The upper limit for government borrowing for investment to be no more than 3% of the size of the economy is likely to be end up an incentive to make investment even when it is not required, but worse, an artificial constraint when significant investment is required, as now. And the cap on interest payments as a fraction of revenues is a direct appeal to monetary policy to help.

So what do I suggest? The control of public debt is necessary in order to prioritise current expenditure plans but also to maintain the capacity to deal with an uncertain economic future. The main objective of fiscal policy is to be available to offset or transfer private sector risks.

So the Treasury should lay out a general objective for low and stable public debt in the long run relative to income as the best way of ensuring it can meet current and future socioeconomic risks. The numerical target is probably not timeless and might depend on the view we have on the long-term cost of borrowing, the demands of an ageing society and on whether we want to build up government assets by issuing debt. But we can certainly place a range and a time horizon for public debt under various scenarios. 

We then need to explain how the instrument, the current and future primary fiscal surpluses – which is the difference between expenditures and tax receipts excluding interest payments on the national debt – is likely to evolve given economic circumstances and how the path will be revised given any changes in those circumstances.

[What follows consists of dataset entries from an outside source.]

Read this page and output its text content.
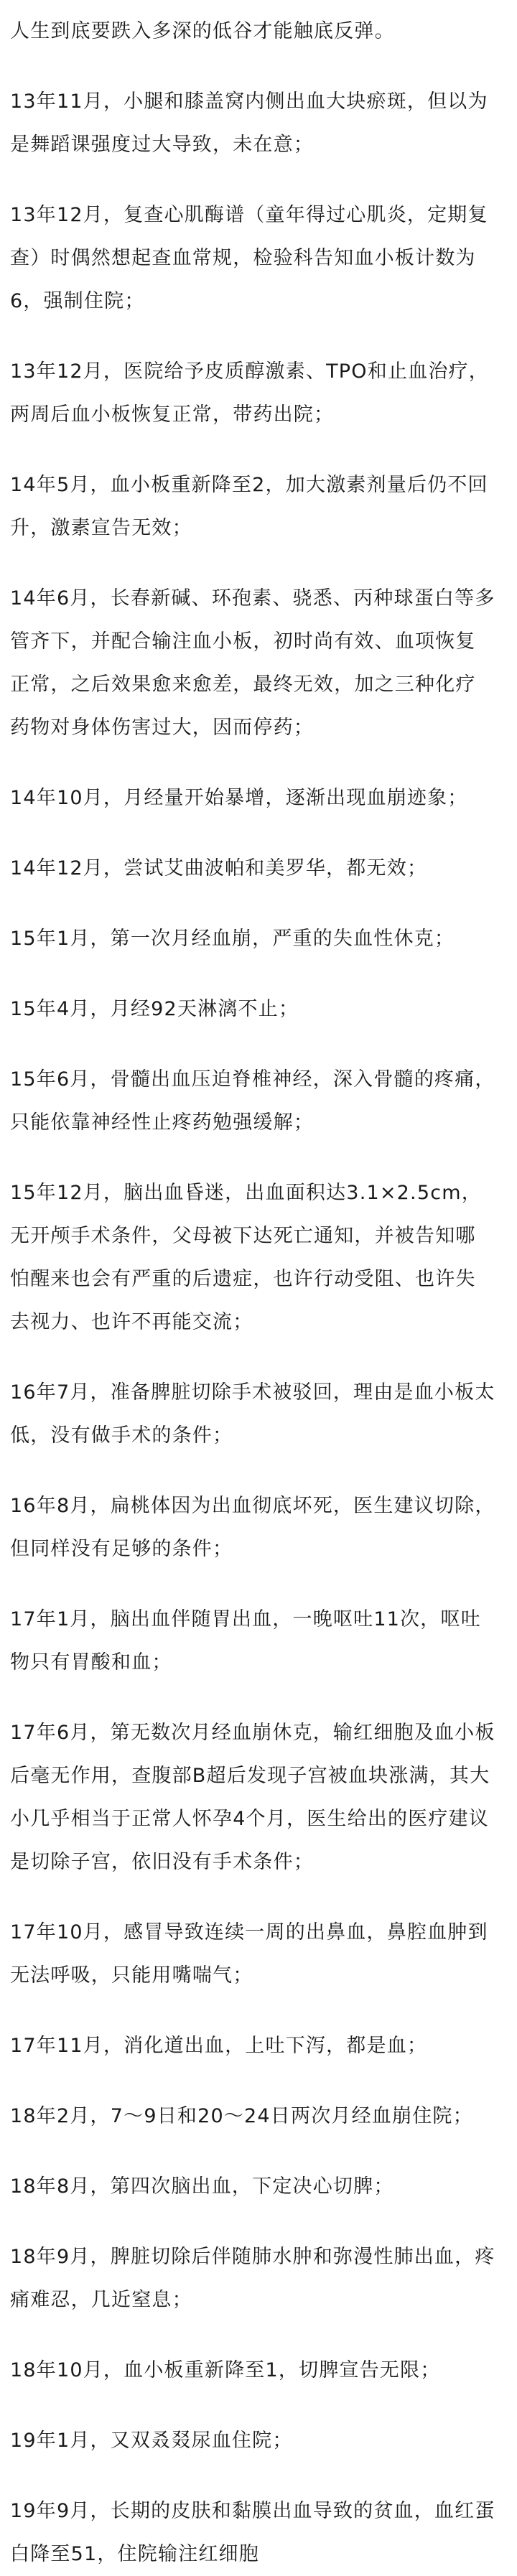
人生到底要跌入多深的低谷才能触底反弹。

13年11月，小腿和膝盖窝内侧出血大块瘀斑，但以为是舞蹈课强度过大导致，未在意；

13年12月，复查心肌酶谱（童年得过心肌炎，定期复查）时偶然想起查血常规，检验科告知血小板计数为6，强制住院；

13年12月，医院给予皮质醇激素、TPO和止血治疗，两周后血小板恢复正常，带药出院；

14年5月，血小板重新降至2，加大激素剂量后仍不回升，激素宣告无效；

14年6月，长春新碱、环孢素、骁悉、丙种球蛋白等多管齐下，并配合输注血小板，初时尚有效、血项恢复正常，之后效果愈来愈差，最终无效，加之三种化疗药物对身体伤害过大，因而停药；

14年10月，月经量开始暴增，逐渐出现血崩迹象；

14年12月，尝试艾曲波帕和美罗华，都无效；

15年1月，第一次月经血崩，严重的失血性休克；

15年4月，月经92天淋漓不止；

15年6月，骨髓出血压迫脊椎神经，深入骨髓的疼痛，只能依靠神经性止疼药勉强缓解；

15年12月，脑出血昏迷，出血面积达3.1×2.5cm，无开颅手术条件，父母被下达死亡通知，并被告知哪怕醒来也会有严重的后遗症，也许行动受阻、也许失去视力、也许不再能交流；

16年7月，准备脾脏切除手术被驳回，理由是血小板太低，没有做手术的条件；

16年8月，扁桃体因为出血彻底坏死，医生建议切除，但同样没有足够的条件；

17年1月，脑出血伴随胃出血，一晚呕吐11次，呕吐物只有胃酸和血；

17年6月，第无数次月经血崩休克，输红细胞及血小板后毫无作用，查腹部B超后发现子宫被血块涨满，其大小几乎相当于正常人怀孕4个月，医生给出的医疗建议是切除子宫，依旧没有手术条件；

17年10月，感冒导致连续一周的出鼻血，鼻腔血肿到无法呼吸，只能用嘴喘气；

17年11月，消化道出血，上吐下泻，都是血；

18年2月，7～9日和20～24日两次月经血崩住院；

18年8月，第四次脑出血，下定决心切脾；

18年9月，脾脏切除后伴随肺水肿和弥漫性肺出血，疼痛难忍，几近窒息；

18年10月，血小板重新降至1，切脾宣告无限；

19年1月，又双叒叕尿血住院；

19年9月，长期的皮肤和黏膜出血导致的贫血，血红蛋白降至51，住院输注红细胞
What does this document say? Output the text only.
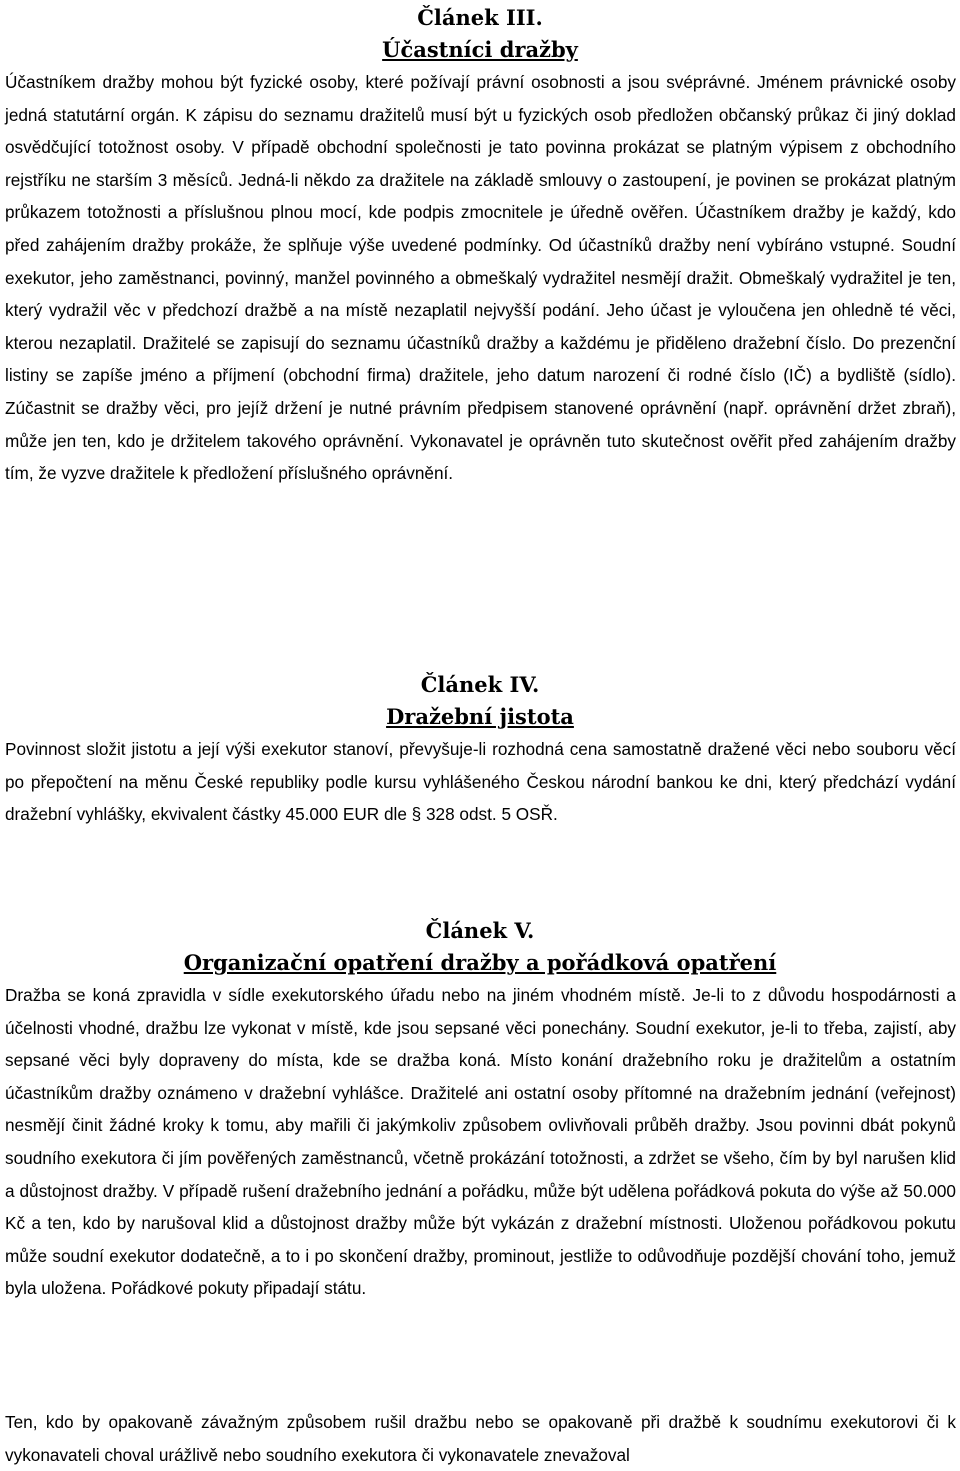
Článek III.
Účastníci dražby

Účastníkem dražby mohou být fyzické osoby, které požívají právní osobnosti a jsou svéprávné. Jménem právnické osoby jedná statutární orgán. K zápisu do seznamu dražitelů musí být u fyzických osob předložen občanský průkaz či jiný doklad osvědčující totožnost osoby. V případě obchodní společnosti je tato povinna prokázat se platným výpisem z obchodního rejstříku ne starším 3 měsíců. Jedná-li někdo za dražitele na základě smlouvy o zastoupení, je povinen se prokázat platným průkazem totožnosti a příslušnou plnou mocí, kde podpis zmocnitele je úředně ověřen. Účastníkem dražby je každý, kdo před zahájením dražby prokáže, že splňuje výše uvedené podmínky. Od účastníků dražby není vybíráno vstupné. Soudní exekutor, jeho zaměstnanci, povinný, manžel povinného a obmeškalý vydražitel nesmějí dražit. Obmeškalý vydražitel je ten, který vydražil věc v předchozí dražbě a na místě nezaplatil nejvyšší podání. Jeho účast je vyloučena jen ohledně té věci, kterou nezaplatil. Dražitelé se zapisují do seznamu účastníků dražby a každému je přiděleno dražební číslo. Do prezenční listiny se zapíše jméno a příjmení (obchodní firma) dražitele, jeho datum narození či rodné číslo (IČ) a bydliště (sídlo). Zúčastnit se dražby věci, pro jejíž držení je nutné právním předpisem stanovené oprávnění (např. oprávnění držet zbraň), může jen ten, kdo je držitelem takového oprávnění. Vykonavatel je oprávněn tuto skutečnost ověřit před zahájením dražby tím, že vyzve dražitele k předložení příslušného oprávnění.

Článek IV.
Dražební jistota

Povinnost složit jistotu a její výši exekutor stanoví, převyšuje-li rozhodná cena samostatně dražené věci nebo souboru věcí po přepočtení na měnu České republiky podle kursu vyhlášeného Českou národní bankou ke dni, který předchází vydání dražební vyhlášky, ekvivalent částky 45.000 EUR dle § 328 odst. 5 OSŘ.

Článek V.
Organizační opatření dražby a pořádková opatření

Dražba se koná zpravidla v sídle exekutorského úřadu nebo na jiném vhodném místě. Je-li to z důvodu hospodárnosti a účelnosti vhodné, dražbu lze vykonat v místě, kde jsou sepsané věci ponechány. Soudní exekutor, je-li to třeba, zajistí, aby sepsané věci byly dopraveny do místa, kde se dražba koná. Místo konání dražebního roku je dražitelům a ostatním účastníkům dražby oznámeno v dražební vyhlášce. Dražitelé ani ostatní osoby přítomné na dražebním jednání (veřejnost) nesmějí činit žádné kroky k tomu, aby mařili či jakýmkoliv způsobem ovlivňovali průběh dražby. Jsou povinni dbát pokynů soudního exekutora či jím pověřených zaměstnanců, včetně prokázání totožnosti, a zdržet se všeho, čím by byl narušen klid a důstojnost dražby. V případě rušení dražebního jednání a pořádku, může být udělena pořádková pokuta do výše až 50.000 Kč a ten, kdo by narušoval klid a důstojnost dražby může být vykázán z dražební místnosti. Uloženou pořádkovou pokutu může soudní exekutor dodatečně, a to i po skončení dražby, prominout, jestliže to odůvodňuje pozdější chování toho, jemuž byla uložena. Pořádkové pokuty připadají státu.

Ten, kdo by opakovaně závažným způsobem rušil dražbu nebo se opakovaně při dražbě k soudnímu exekutorovi či k vykonavateli choval urážlivě nebo soudního exekutora či vykonavatele znevažoval
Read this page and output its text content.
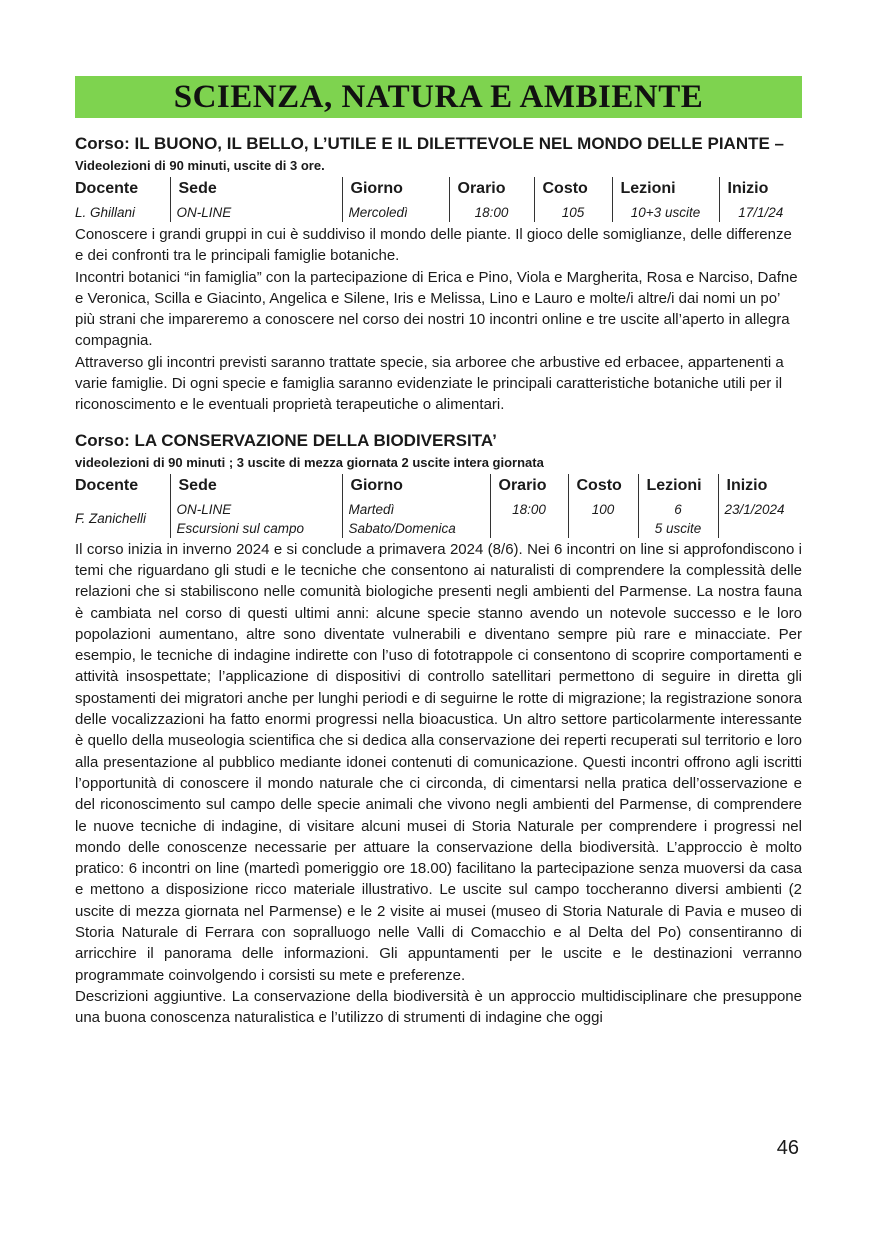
SCIENZA, NATURA E AMBIENTE
Corso: IL BUONO, IL BELLO, L’UTILE E IL DILETTEVOLE NEL MONDO DELLE PIANTE –
Videolezioni di 90 minuti, uscite di 3 ore.
Docente	Sede	Giorno	Orario	Costo	Lezioni	Inizio
L. Ghillani	ON-LINE	Mercoledì	18:00	105	10+3 uscite	17/1/24

Conoscere i grandi gruppi in cui è suddiviso il mondo delle piante. Il gioco delle somiglianze, delle differenze e dei confronti tra le principali famiglie botaniche.

Incontri botanici “in famiglia” con la partecipazione di Erica e Pino, Viola e Margherita, Rosa e Narciso, Dafne e Veronica, Scilla e Giacinto, Angelica e Silene, Iris e Melissa, Lino e Lauro e molte/i altre/i dai nomi un po’ più strani che impareremo a conoscere nel corso dei nostri 10 incontri online e tre uscite all’aperto in allegra compagnia.

Attraverso gli incontri previsti saranno trattate specie, sia arboree che arbustive ed erbacee, appartenenti a varie famiglie. Di ogni specie e famiglia saranno evidenziate le principali caratteristiche botaniche utili per il riconoscimento e le eventuali proprietà terapeutiche o alimentari.

Corso: LA CONSERVAZIONE DELLA BIODIVERSITA’
videolezioni di 90 minuti ; 3 uscite di mezza giornata 2 uscite intera giornata
Docente	Sede	Giorno	Orario	Costo	Lezioni	Inizio
F. Zanichelli	ON-LINE	Martedì	18:00	100	6	23/1/2024
	Escursioni sul campo	Sabato/Domenica			5 uscite	

Il corso inizia in inverno 2024 e si conclude a primavera 2024 (8/6). Nei 6 incontri on line si approfondiscono i temi che riguardano gli studi e le tecniche che consentono ai naturalisti di comprendere la complessità delle relazioni che si stabiliscono nelle comunità biologiche presenti negli ambienti del Parmense. La nostra fauna è cambiata nel corso di questi ultimi anni: alcune specie stanno avendo un notevole successo e le loro popolazioni aumentano, altre sono diventate vulnerabili e diventano sempre più rare e minacciate. Per esempio, le tecniche di indagine indirette con l’uso di fototrappole ci consentono di scoprire comportamenti e attività insospettate; l’applicazione di dispositivi di controllo satellitari permettono di seguire in diretta gli spostamenti dei migratori anche per lunghi periodi e di seguirne le rotte di migrazione; la registrazione sonora delle vocalizzazioni ha fatto enormi progressi nella bioacustica. Un altro settore particolarmente interessante è quello della museologia scientifica che si dedica alla conservazione dei reperti recuperati sul territorio e loro alla presentazione al pubblico mediante idonei contenuti di comunicazione. Questi incontri offrono agli iscritti l’opportunità di conoscere il mondo naturale che ci circonda, di cimentarsi nella pratica dell’osservazione e del riconoscimento sul campo delle specie animali che vivono negli ambienti del Parmense, di comprendere le nuove tecniche di indagine, di visitare alcuni musei di Storia Naturale per comprendere i progressi nel mondo delle conoscenze necessarie per attuare la conservazione della biodiversità. L’approccio è molto pratico: 6 incontri on line (martedì pomeriggio ore 18.00) facilitano la partecipazione senza muoversi da casa e mettono a disposizione ricco materiale illustrativo. Le uscite sul campo toccheranno diversi ambienti (2 uscite di mezza giornata nel Parmense) e le 2 visite ai musei (museo di Storia Naturale di Pavia e museo di Storia Naturale di Ferrara con sopralluogo nelle Valli di Comacchio e al Delta del Po) consentiranno di arricchire il panorama delle informazioni. Gli appuntamenti per le uscite e le destinazioni verranno programmate coinvolgendo i corsisti su mete e preferenze.

Descrizioni aggiuntive. La conservazione della biodiversità è un approccio multidisciplinare che presuppone una buona conoscenza naturalistica e l’utilizzo di strumenti di indagine che oggi

46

The path of the primary surplus and the composition of expenditure between current and capital expenditure will, of course, be endogenous to the long-term fiscal objective. Large expenditure shocks, which may arise from dealing with a war or a medical emergency, should generally be financed by gradual increases in taxes and immediate, but strictly temporary, increases in public debt. 

The UK has not defaulted on public debt in its modern history and previous episodes of high public indebtedness have been reduced, as a share of GDP, by targeting a series of primary fiscal surpluses (government net borrowing excluding net interest payments) with nominal GDP growth then acting to ensure that the level of public debt is more affordable.

Furthermore, the Chancellor would do well to move away from being solely responsible for setting the fiscal path. Instead responsibility should fall to a Fiscal Council, possibly chaired by the Chancellor, accompanied by independent economic forecasts to set the path of the primary fiscal surplus as a function of expenditure and revenue-raising plans.

Finally, rather than the rather false practice of marking the Chancellor’s homework at every fiscal event, I suggest moving now to a regime in which we learn to think of the path of primary surpluses as a tool that can help fiscal policy meet economic and social objectives. The Chancellor would be able to present this as a new regime designed to offset short-run economic trauma and produce long-run financial stability.

 

This is a longer version of a 22 February op-ed in the Financial Times.